Quote Originally Posted by dmantione
There are more people have that commented on the forums both in positive as in negative way. Technically the system is one of the most advanced you can find; it wouldn't make sense to drop it, but there is quite a bit you can do with the UI, i.e. http://www.virtualmin.com/forums/ has the same engine, but a totally different presentation.

I prefer the categorized Q&A over for example a threaded or UBB styled UI like PGD has though. If somebody has ideas, they are welcome though.
Categorized Q&A is good for nothing if there is no age sorting, and no answers. I asked something a long, long time ago and was never answered. The wiki-esque forum is horrible to anyone not already used to using it. I won't pretend to like phpBB, I loathe it in fact, but there is a distinct difference.

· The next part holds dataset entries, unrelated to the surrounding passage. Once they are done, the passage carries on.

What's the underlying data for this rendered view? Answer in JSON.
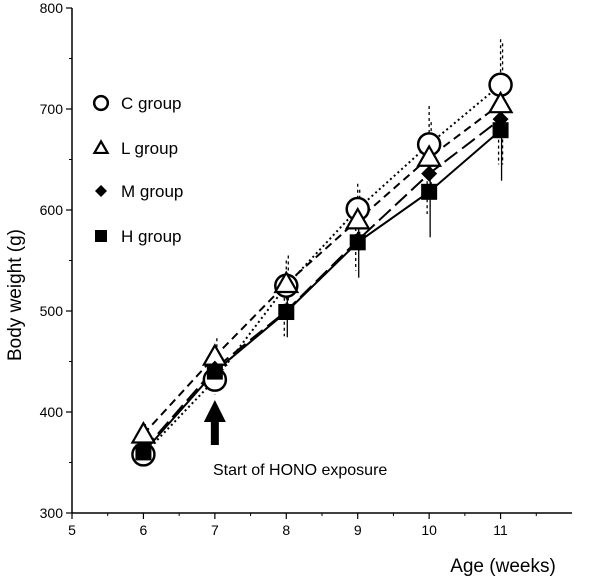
{
  "chart_data": {
    "type": "line",
    "xlabel": "Age (weeks)",
    "ylabel": "Body weight (g)",
    "xlim": [
      5,
      12
    ],
    "ylim": [
      300,
      800
    ],
    "x_ticks": [
      5,
      6,
      7,
      8,
      9,
      10,
      11
    ],
    "y_ticks": [
      300,
      400,
      500,
      600,
      700,
      800
    ],
    "legend_position": "left",
    "grid": false,
    "x": [
      6,
      7,
      8,
      9,
      10,
      11
    ],
    "series": [
      {
        "name": "C group",
        "marker": "open-circle",
        "line_style": "dotted",
        "values": [
          358,
          432,
          525,
          601,
          665,
          724
        ],
        "errors": [
          8,
          15,
          25,
          25,
          38,
          45
        ]
      },
      {
        "name": "L group",
        "marker": "open-triangle",
        "line_style": "short-dash",
        "values": [
          378,
          455,
          527,
          590,
          652,
          705
        ],
        "errors": [
          10,
          18,
          28,
          30,
          35,
          60
        ]
      },
      {
        "name": "M group",
        "marker": "filled-diamond",
        "line_style": "long-dash",
        "values": [
          362,
          443,
          500,
          570,
          636,
          690
        ],
        "errors": [
          8,
          15,
          25,
          30,
          40,
          45
        ]
      },
      {
        "name": "H group",
        "marker": "filled-square",
        "line_style": "solid",
        "values": [
          360,
          440,
          499,
          568,
          618,
          679
        ],
        "errors": [
          8,
          15,
          25,
          35,
          45,
          50
        ]
      }
    ],
    "annotation": {
      "text": "Start of HONO exposure",
      "x": 7
    }
  }
}
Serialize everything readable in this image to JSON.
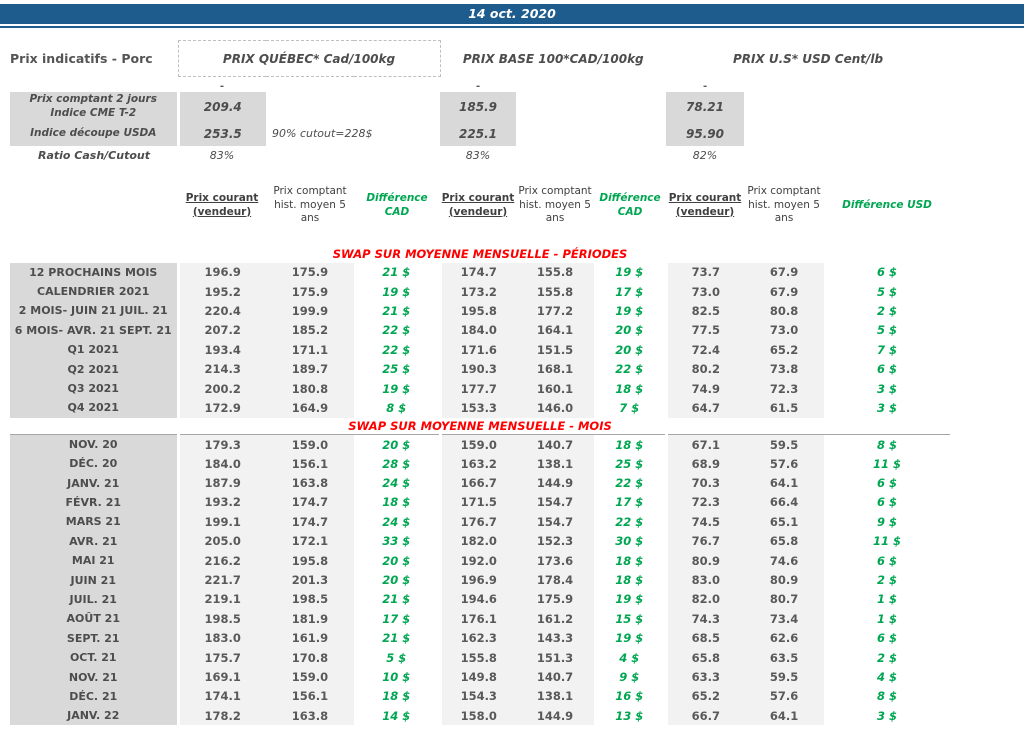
{
  "top_bar": {
    "date": "14 oct. 2020"
  },
  "page": {
    "title": "Prix indicatifs - Porc"
  },
  "groups": [
    {
      "label": "PRIX QUÉBEC* Cad/100kg"
    },
    {
      "label": "PRIX BASE 100*CAD/100kg"
    },
    {
      "label": "PRIX U.S* USD Cent/lb"
    }
  ],
  "summary": {
    "dash": "-",
    "rows": [
      {
        "label": "Prix comptant 2 jours\nIndice CME T-2",
        "quebec": "209.4",
        "base": "185.9",
        "us": "78.21"
      },
      {
        "label": "Indice découpe USDA",
        "quebec": "253.5",
        "note": "90% cutout=228$",
        "base": "225.1",
        "us": "95.90"
      },
      {
        "label": "Ratio Cash/Cutout",
        "quebec": "83%",
        "base": "83%",
        "us": "82%"
      }
    ]
  },
  "columns": {
    "current": "Prix courant (vendeur)",
    "hist": "Prix comptant hist. moyen 5 ans",
    "diff_cad": "Différence CAD",
    "diff_usd": "Différence USD"
  },
  "sections": [
    {
      "title": "SWAP SUR MOYENNE MENSUELLE - PÉRIODES",
      "rows": [
        {
          "label": "12 PROCHAINS MOIS",
          "values": [
            "196.9",
            "175.9",
            "21 $",
            "174.7",
            "155.8",
            "19 $",
            "73.7",
            "67.9",
            "6 $"
          ]
        },
        {
          "label": "CALENDRIER 2021",
          "values": [
            "195.2",
            "175.9",
            "19 $",
            "173.2",
            "155.8",
            "17 $",
            "73.0",
            "67.9",
            "5 $"
          ]
        },
        {
          "label": "2 MOIS- JUIN 21 JUIL. 21",
          "values": [
            "220.4",
            "199.9",
            "21 $",
            "195.8",
            "177.2",
            "19 $",
            "82.5",
            "80.8",
            "2 $"
          ]
        },
        {
          "label": "6 MOIS- AVR. 21 SEPT. 21",
          "values": [
            "207.2",
            "185.2",
            "22 $",
            "184.0",
            "164.1",
            "20 $",
            "77.5",
            "73.0",
            "5 $"
          ]
        },
        {
          "label": "Q1 2021",
          "values": [
            "193.4",
            "171.1",
            "22 $",
            "171.6",
            "151.5",
            "20 $",
            "72.4",
            "65.2",
            "7 $"
          ]
        },
        {
          "label": "Q2 2021",
          "values": [
            "214.3",
            "189.7",
            "25 $",
            "190.3",
            "168.1",
            "22 $",
            "80.2",
            "73.8",
            "6 $"
          ]
        },
        {
          "label": "Q3 2021",
          "values": [
            "200.2",
            "180.8",
            "19 $",
            "177.7",
            "160.1",
            "18 $",
            "74.9",
            "72.3",
            "3 $"
          ]
        },
        {
          "label": "Q4 2021",
          "values": [
            "172.9",
            "164.9",
            "8 $",
            "153.3",
            "146.0",
            "7 $",
            "64.7",
            "61.5",
            "3 $"
          ]
        }
      ]
    },
    {
      "title": "SWAP SUR MOYENNE MENSUELLE - MOIS",
      "rows": [
        {
          "label": "NOV. 20",
          "values": [
            "179.3",
            "159.0",
            "20 $",
            "159.0",
            "140.7",
            "18 $",
            "67.1",
            "59.5",
            "8 $"
          ]
        },
        {
          "label": "DÉC. 20",
          "values": [
            "184.0",
            "156.1",
            "28 $",
            "163.2",
            "138.1",
            "25 $",
            "68.9",
            "57.6",
            "11 $"
          ]
        },
        {
          "label": "JANV. 21",
          "values": [
            "187.9",
            "163.8",
            "24 $",
            "166.7",
            "144.9",
            "22 $",
            "70.3",
            "64.1",
            "6 $"
          ]
        },
        {
          "label": "FÉVR. 21",
          "values": [
            "193.2",
            "174.7",
            "18 $",
            "171.5",
            "154.7",
            "17 $",
            "72.3",
            "66.4",
            "6 $"
          ]
        },
        {
          "label": "MARS 21",
          "values": [
            "199.1",
            "174.7",
            "24 $",
            "176.7",
            "154.7",
            "22 $",
            "74.5",
            "65.1",
            "9 $"
          ]
        },
        {
          "label": "AVR. 21",
          "values": [
            "205.0",
            "172.1",
            "33 $",
            "182.0",
            "152.3",
            "30 $",
            "76.7",
            "65.8",
            "11 $"
          ]
        },
        {
          "label": "MAI 21",
          "values": [
            "216.2",
            "195.8",
            "20 $",
            "192.0",
            "173.6",
            "18 $",
            "80.9",
            "74.6",
            "6 $"
          ]
        },
        {
          "label": "JUIN 21",
          "values": [
            "221.7",
            "201.3",
            "20 $",
            "196.9",
            "178.4",
            "18 $",
            "83.0",
            "80.9",
            "2 $"
          ]
        },
        {
          "label": "JUIL. 21",
          "values": [
            "219.1",
            "198.5",
            "21 $",
            "194.6",
            "175.9",
            "19 $",
            "82.0",
            "80.7",
            "1 $"
          ]
        },
        {
          "label": "AOÛT 21",
          "values": [
            "198.5",
            "181.9",
            "17 $",
            "176.1",
            "161.2",
            "15 $",
            "74.3",
            "73.4",
            "1 $"
          ]
        },
        {
          "label": "SEPT. 21",
          "values": [
            "183.0",
            "161.9",
            "21 $",
            "162.3",
            "143.3",
            "19 $",
            "68.5",
            "62.6",
            "6 $"
          ]
        },
        {
          "label": "OCT. 21",
          "values": [
            "175.7",
            "170.8",
            "5 $",
            "155.8",
            "151.3",
            "4 $",
            "65.8",
            "63.5",
            "2 $"
          ]
        },
        {
          "label": "NOV. 21",
          "values": [
            "169.1",
            "159.0",
            "10 $",
            "149.8",
            "140.7",
            "9 $",
            "63.3",
            "59.5",
            "4 $"
          ]
        },
        {
          "label": "DÉC. 21",
          "values": [
            "174.1",
            "156.1",
            "18 $",
            "154.3",
            "138.1",
            "16 $",
            "65.2",
            "57.6",
            "8 $"
          ]
        },
        {
          "label": "JANV. 22",
          "values": [
            "178.2",
            "163.8",
            "14 $",
            "158.0",
            "144.9",
            "13 $",
            "66.7",
            "64.1",
            "3 $"
          ]
        }
      ]
    }
  ]
}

The Virtualmin forum is superior to the FPC one as it still retains some similarities with a forum. My only advice to you is to try this forum, punBB, if you like the style -- if I wanted to use FPC's forum I'd sooner go to a newsgroup.

This isn't meant to be insulting, but to give a hint as to why I'm just not interested in learning FPC if I feel the support structure largely isn't there. Going through 3 ]extremely[/i] disappointed. After about 3 times of just me asking, plus the 8 other requests by other people, CodeGear still has not said what their plan for the turbo line is.

I think I like FPC's operator overloading better, if I can overload the implicit/explicit operators then I love FPC's operator overloading, and the ability to use the -=/*= style assignments like C. But it isn't enough to get me to come over yet. Lazarus creates bloated applications, and FPC's smallest Hello World application turns into a 230kb app. I wrote a tokenizer and basic program/scripter based off console input in Delphi and it compiled to about 42kb -- no comparison there.

But, again, considering the future direction and subsequent descent of Delphi, Lazarus and FPC may become our only hope. I hate selling my hope on one compiler -- that's what has happened with Delphi and look where it is going now.